Most tax authorities — including those in the EU, UK, Australia, and Canada — assess VAT or GST on the customs value of goods, which includes the cost of freight and any import duties already applied. This means tax effectively compounds on duties, increasing the final burden beyond what a simple percentage of the product price would suggest. Ignoring this stacking effect is one of the most common errors importers make when estimating landed costs. Always apply the tax rate to the duty-inclusive CIF value to get an accurate figure.
What costs are typically included in total landed cost for imported goods?
Total landed cost encompasses every expense from the supplier's loading dock to your facility, including the FOB product price, ocean or air freight, marine insurance, import duties and tariffs, customs brokerage fees, port handling and demurrage, domestic trucking, and VAT or GST. Some analyses also include quality inspection fees, currency conversion costs, and inventory financing charges for goods in transit. Omitting any of these can make a cheaper overseas supplier appear more attractive than a domestic alternative when the true all-in cost would favor the local source.
How can I use total landed cost to compare suppliers in different countries?

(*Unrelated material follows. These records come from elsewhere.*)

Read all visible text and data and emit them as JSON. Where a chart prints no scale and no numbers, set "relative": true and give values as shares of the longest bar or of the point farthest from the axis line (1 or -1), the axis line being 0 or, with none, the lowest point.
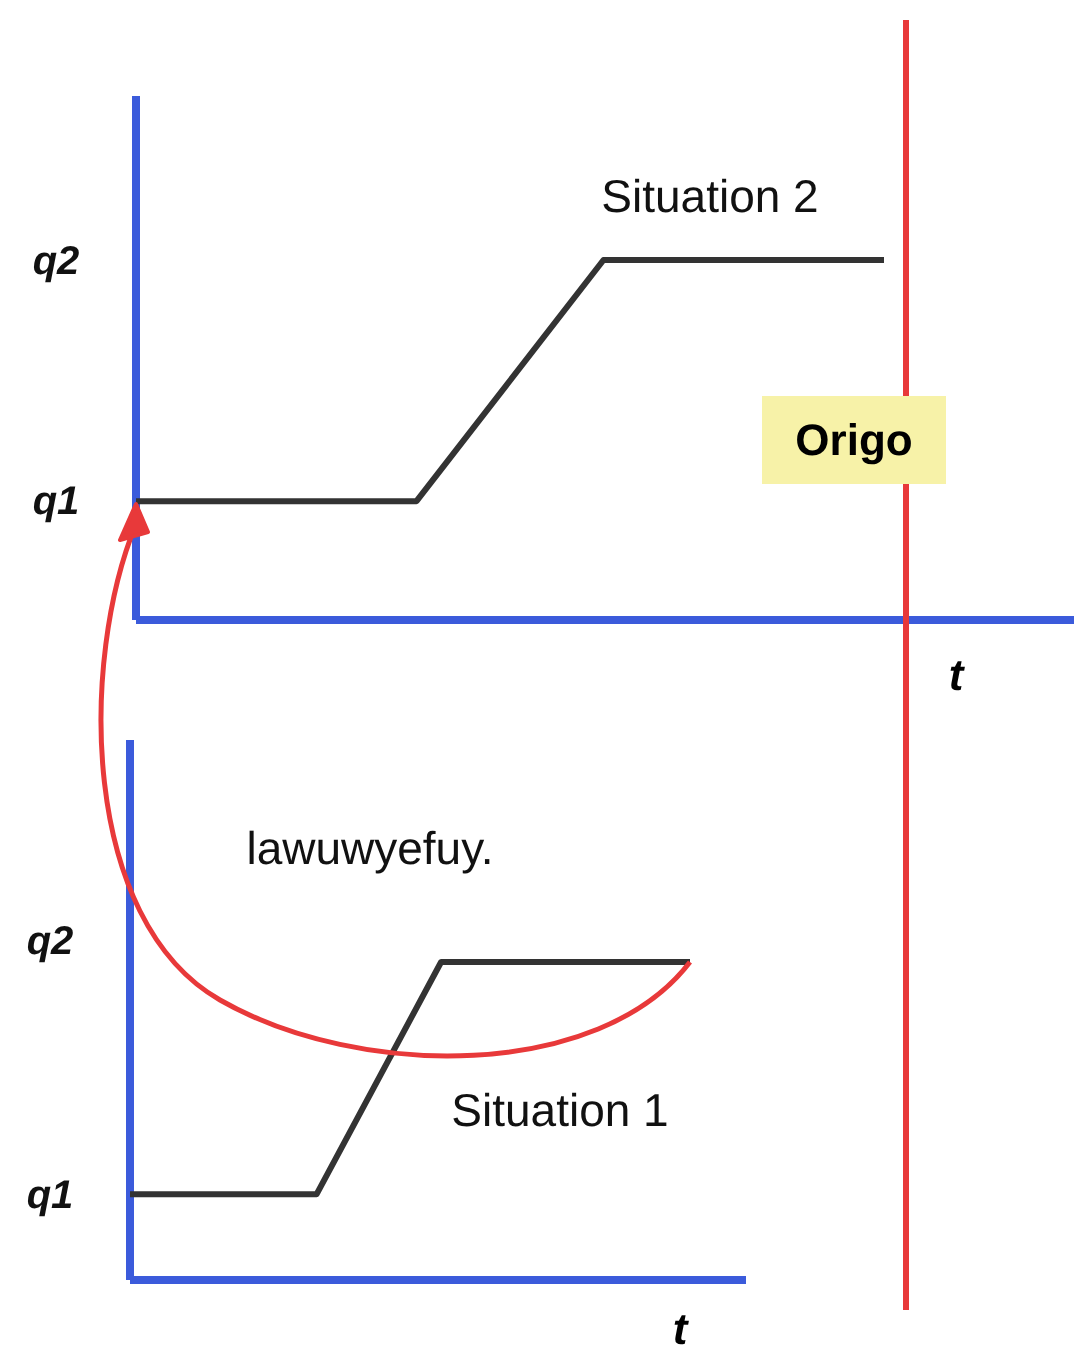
{
  "chart_data": [
    {
      "type": "line",
      "relative": true,
      "xlabel": "t",
      "categories": [
        null,
        null,
        null,
        null,
        null,
        null,
        null,
        null,
        null
      ],
      "series": [
        {
          "color": "#333333",
          "values": [
            0.33,
            null,
            null,
            0.33,
            null,
            1,
            null,
            null,
            1
          ]
        }
      ],
      "annotations": [
        "q2",
        "q1",
        "Situation 2"
      ],
      "ref_lines": [
        {
          "axis": "x",
          "label": "Origo",
          "color": "#e8393a"
        }
      ]
    },
    {
      "type": "line",
      "relative": true,
      "xlabel": "t",
      "categories": [
        null,
        null,
        null,
        null,
        null,
        null,
        null,
        null,
        null,
        null
      ],
      "series": [
        {
          "color": "#333333",
          "values": [
            0.27,
            null,
            null,
            0.27,
            null,
            1,
            null,
            null,
            null,
            1
          ]
        }
      ],
      "annotations": [
        "q2",
        "q1",
        "lawuwyefuy.",
        "Situation 1"
      ]
    }
  ]
}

Calculate TLC for each supplier using the same formula, substituting their respective product costs, freight distances, duty rates (which vary by country of origin due to trade agreements), and applicable taxes. A supplier in a country with a preferential trade agreement — such as those under USMCA or EU trade deals — may attract 0% duty, substantially lowering their TLC versus a non-preferential origin. Once you have comparable TLC figures, divide by units to get a per-unit landed cost and compare directly against your target selling price to assess margin viability before placing orders.